Human-like robots occupy a particular niche in the American, as well as the global, psyche.
After all, from comic books to Hollywood scripts, robots — both friend and foe — have anchored fictional works solidly in the realm of the future and the fantastic.
And while today companies from Ocado to Amazon and beyond are exploring and increasingly using autonomous and automated solutions within the realm of fulfilment operations, the reality is that building and deploying safe and reliable robotic systems is still hard and very expensive.
A major pain point for firms looking to integrate warehouse automation is that it frequently entails investing in a ground-up redesign of their current facility and the construction of an all-new technical architecture to support the robotic fulfillment solutions.
Complicating matters is that those same facilities are often leased, not owned, on an industry-standard three-to-five-year term, which rather cramps the ROI horizon for an automation initiative.
That’s why humanoid robots capable of being dropped into an existing fulfillment process represent an opportunity. They don’t require a warehouse redesign to drive efficiencies by augmenting and accelerating product sorting, retrieval and distribution workflows — but they do need to be trained. And that has historically been an unavoidable obstacle to their development and adoption.
This, as Google DeepMind’s researchers are pioneering techniques for advancing the field of robotics, including how future robots could learn new tasks by watching video tutorials such as simple, task-centric video games.
Read more: Humanoid Robots Take Heavy Lift Out of Warehouse Automation
Announced last month (Feb. 23), Google’s Genie is described as “the first generative interactive environment trained in an unsupervised manner from unlabelled Internet videos.”
Per the company’s blog post, the Genie model was able to learn what actions a robot arm was capable of performing in order to manipulate objects, as well as how to control it, simply by watching videos of the same real robot arm in action. The implication, the team noted, is that future robots could be able to learn new tasks by watching video tutorials.
Among other future-fit use cases the researchers cited, robots could have their central machine learning (ML) and artificial intelligence (AI) platforms coded like video games enabling the robots to be taught to move through 3D space and accomplish various tasks.
“AI can better enable robots to better understand their environments, allowing them to better detect objects and people they come across,” Sarah Sebo, an assistant professor of computer science at the University of Chicago, where she directs the Human-Robot Interaction (HRI) Lab, told PYMNTS in an interview.
This approach to training could be particularly valuable within an unstructured fulfilment or warehouse distribution environment — and it works particularly well with humanoid, bipedal robot systems.

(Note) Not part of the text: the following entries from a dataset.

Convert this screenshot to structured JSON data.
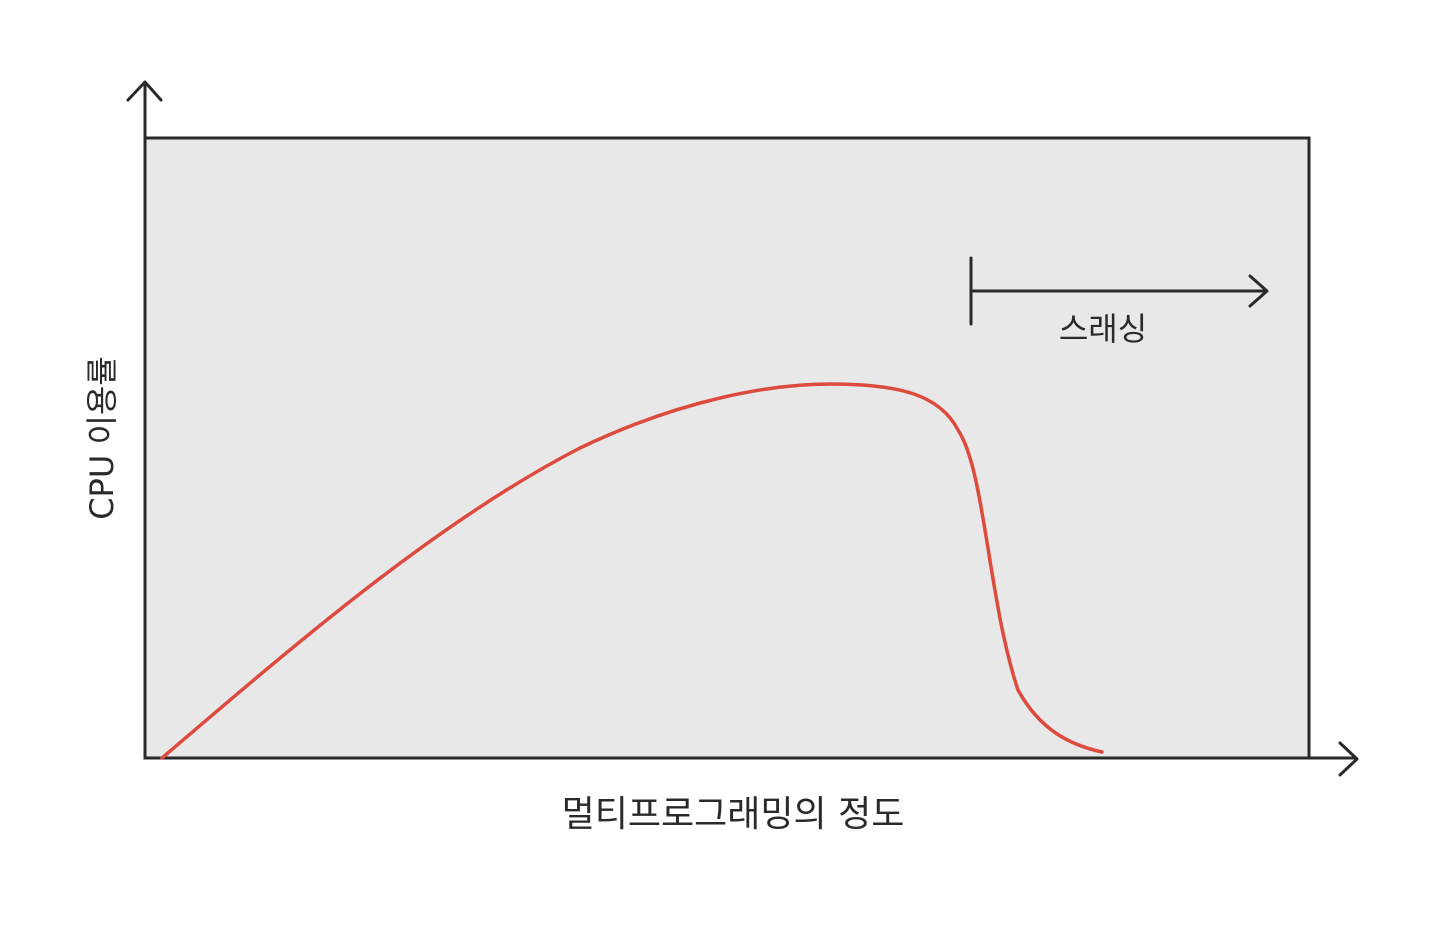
{
  "diagram": {
    "y_axis_label": "CPU 이용률",
    "x_axis_label": "멀티프로그래밍의 정도",
    "thrashing_label": "스래싱",
    "colors": {
      "plot_background": "#e8e8e8",
      "curve": "#dd4b3e",
      "ink": "#2a2a2a",
      "page": "#ffffff"
    }
  }
}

As reported last Monday (March 4), Amazon is already deploying a humanoid device called Digit, created by a company called Agility Robotics, to move bins in one of its warehouses.
The company also said recently (Feb. 28) that its Innovation Fund is ramping up its investment in robotics.

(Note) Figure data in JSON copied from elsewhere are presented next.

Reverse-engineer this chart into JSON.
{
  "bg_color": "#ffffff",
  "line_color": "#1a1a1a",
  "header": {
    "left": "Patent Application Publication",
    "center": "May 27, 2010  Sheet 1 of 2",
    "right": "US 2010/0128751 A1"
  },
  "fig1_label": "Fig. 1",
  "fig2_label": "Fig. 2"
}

Read more: Excitement and Money Flows to Intersection of AI and Robotics
While industrial and stationary robots have been around for decades, artificial intelligence (AI) could let them move about more freely. AI enables robots to do more than just remember a preprogrammed routine, Erik Nieves, CEO and co-founder of Plus One Robotics, an AI-vision software solution for robotic parcel handling, told PYMNTS in an interview. Using AI, robots can detect changes in their surroundings and use algorithms to make decisions on the fly.

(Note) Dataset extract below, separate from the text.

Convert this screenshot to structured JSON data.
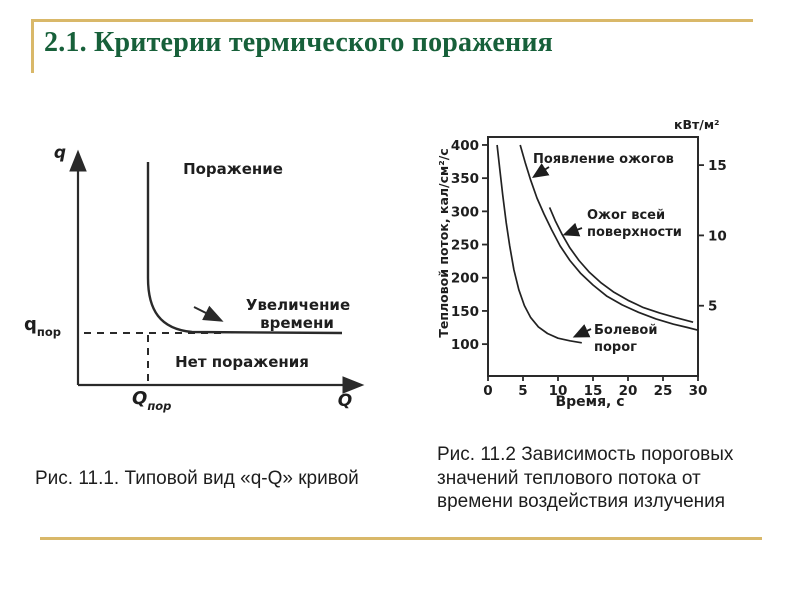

“One of the keys to this accomplishment is 3D sensor technologies that enable robots to understand their environment much more deeply,” Nieves said. “Now, robots aren’t just operating in a predictable use case; with minimal guidance, they can intelligently see and adapt to novel situations.”
The opportunity area is massive. Only about 10% to 15% of warehouses have mechanized at least some of their processes, Akash Gupta, CEO of GreyOrange, told PYMNTS in January, meaning that the lion’s share of fulfilment optimization has yet to be captured.